The proof should not be so difficult, but I am having a little trouble. I imagine that the solution follows from the following lines:
Suppose that the claim is false. Take two points of such geodesic (line) $\gamma$, lets say $p,q$. Then the distance between them is the less possible, so the second formula of the variation of energy should be strictly positive, i.e., $I_a(V) = \int_{t_0}^{t_1}\{\langle V',V'\rangle - \langle R(\gamma',V)\gamma',V\rangle\}dt > 0.$ (Here, $V$ is a variational proper vector field along $\gamma.$)
The second term is clearly the curvature for an appropriate $V$. (We can take $V$ orthonormal for every $t.$)
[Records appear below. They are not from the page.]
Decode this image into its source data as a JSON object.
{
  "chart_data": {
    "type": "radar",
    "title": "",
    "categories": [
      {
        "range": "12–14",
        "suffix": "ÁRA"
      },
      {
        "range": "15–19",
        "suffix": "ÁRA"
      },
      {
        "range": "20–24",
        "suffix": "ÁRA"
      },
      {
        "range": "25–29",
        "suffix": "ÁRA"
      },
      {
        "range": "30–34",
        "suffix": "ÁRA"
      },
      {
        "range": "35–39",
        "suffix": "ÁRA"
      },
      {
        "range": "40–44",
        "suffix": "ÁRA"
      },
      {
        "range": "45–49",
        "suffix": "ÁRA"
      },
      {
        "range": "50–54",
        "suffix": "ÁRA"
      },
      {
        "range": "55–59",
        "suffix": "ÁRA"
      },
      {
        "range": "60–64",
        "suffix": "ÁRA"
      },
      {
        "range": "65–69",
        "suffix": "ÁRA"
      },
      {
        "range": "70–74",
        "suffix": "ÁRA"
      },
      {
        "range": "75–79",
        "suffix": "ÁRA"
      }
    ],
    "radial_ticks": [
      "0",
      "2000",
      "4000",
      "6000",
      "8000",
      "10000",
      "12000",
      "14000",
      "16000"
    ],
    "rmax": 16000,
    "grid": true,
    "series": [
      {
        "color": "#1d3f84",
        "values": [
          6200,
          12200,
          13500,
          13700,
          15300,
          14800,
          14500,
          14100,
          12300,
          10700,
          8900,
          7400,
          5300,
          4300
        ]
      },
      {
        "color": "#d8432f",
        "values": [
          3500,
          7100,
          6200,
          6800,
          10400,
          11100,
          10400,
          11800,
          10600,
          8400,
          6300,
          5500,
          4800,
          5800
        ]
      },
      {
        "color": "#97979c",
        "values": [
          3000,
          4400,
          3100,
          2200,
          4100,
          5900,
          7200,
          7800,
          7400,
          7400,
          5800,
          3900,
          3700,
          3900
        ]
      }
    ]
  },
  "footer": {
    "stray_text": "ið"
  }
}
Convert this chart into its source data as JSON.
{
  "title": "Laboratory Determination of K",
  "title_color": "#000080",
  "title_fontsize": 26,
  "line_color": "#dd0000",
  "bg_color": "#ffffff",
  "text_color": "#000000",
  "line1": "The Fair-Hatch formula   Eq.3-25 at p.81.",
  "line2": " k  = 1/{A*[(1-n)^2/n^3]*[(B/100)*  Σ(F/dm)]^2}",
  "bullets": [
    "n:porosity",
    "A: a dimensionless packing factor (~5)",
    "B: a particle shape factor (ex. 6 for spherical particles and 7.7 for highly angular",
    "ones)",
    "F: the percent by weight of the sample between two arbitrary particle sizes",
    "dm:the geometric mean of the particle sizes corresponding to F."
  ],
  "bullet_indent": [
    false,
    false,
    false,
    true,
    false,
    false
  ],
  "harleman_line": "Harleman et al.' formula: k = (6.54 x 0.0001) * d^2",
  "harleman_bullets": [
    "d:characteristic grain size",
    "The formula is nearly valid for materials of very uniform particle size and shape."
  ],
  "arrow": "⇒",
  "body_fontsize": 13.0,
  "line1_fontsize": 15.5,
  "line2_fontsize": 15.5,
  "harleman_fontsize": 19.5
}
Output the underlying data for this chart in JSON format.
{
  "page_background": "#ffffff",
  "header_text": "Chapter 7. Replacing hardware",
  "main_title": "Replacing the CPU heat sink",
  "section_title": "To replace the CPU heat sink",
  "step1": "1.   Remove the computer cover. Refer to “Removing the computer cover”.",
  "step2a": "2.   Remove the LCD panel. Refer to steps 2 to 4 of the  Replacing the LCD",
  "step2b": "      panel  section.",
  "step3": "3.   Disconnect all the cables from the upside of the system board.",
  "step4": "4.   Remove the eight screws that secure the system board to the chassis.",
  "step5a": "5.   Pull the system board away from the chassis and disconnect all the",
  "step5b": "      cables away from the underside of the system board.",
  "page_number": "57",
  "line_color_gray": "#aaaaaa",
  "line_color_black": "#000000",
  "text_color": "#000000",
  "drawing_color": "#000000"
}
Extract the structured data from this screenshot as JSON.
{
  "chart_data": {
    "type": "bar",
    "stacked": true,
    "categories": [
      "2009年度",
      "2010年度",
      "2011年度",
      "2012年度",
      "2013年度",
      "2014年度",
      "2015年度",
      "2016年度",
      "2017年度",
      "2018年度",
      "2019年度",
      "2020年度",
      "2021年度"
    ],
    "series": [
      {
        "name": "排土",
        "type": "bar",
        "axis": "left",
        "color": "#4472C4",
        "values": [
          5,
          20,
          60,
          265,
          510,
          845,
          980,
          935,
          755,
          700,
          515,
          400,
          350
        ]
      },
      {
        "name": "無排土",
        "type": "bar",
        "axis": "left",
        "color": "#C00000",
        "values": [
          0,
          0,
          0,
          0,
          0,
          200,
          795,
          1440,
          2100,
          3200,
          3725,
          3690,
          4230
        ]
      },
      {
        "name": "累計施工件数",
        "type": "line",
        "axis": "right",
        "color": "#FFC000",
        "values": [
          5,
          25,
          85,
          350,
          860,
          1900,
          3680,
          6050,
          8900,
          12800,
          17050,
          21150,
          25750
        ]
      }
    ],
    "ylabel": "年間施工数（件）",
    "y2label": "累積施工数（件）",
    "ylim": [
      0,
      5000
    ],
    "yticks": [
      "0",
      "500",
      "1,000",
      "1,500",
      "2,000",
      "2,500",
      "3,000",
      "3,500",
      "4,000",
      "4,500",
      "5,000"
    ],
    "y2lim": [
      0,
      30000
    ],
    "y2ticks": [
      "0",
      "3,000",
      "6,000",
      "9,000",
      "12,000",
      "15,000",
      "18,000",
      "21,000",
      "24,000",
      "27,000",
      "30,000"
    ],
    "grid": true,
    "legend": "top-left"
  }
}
But I don't know how to conclude.
I do appreciate any hints or comments.
Thanks.
This is a corollary of Toponogov-Cheeger-Gromoll Splitting Theorem: If $M$ is a connected complete Riemannian manifold of nonnegative Ricci curvature containing a line then $M$ is isometric to a Riemannian direct product ${\mathbb R}\times N$. Now, if $N$ is not a point then $M$ cannot have positive sectional curvature (it is a nice exercise to work out by yourself: Identify which directions have zero sectional curvature). Note that Toponogov proved the splitting theorem in the context of sectional curvature; Cheeger and Gromoll improved the result in the Ricci curvature setting.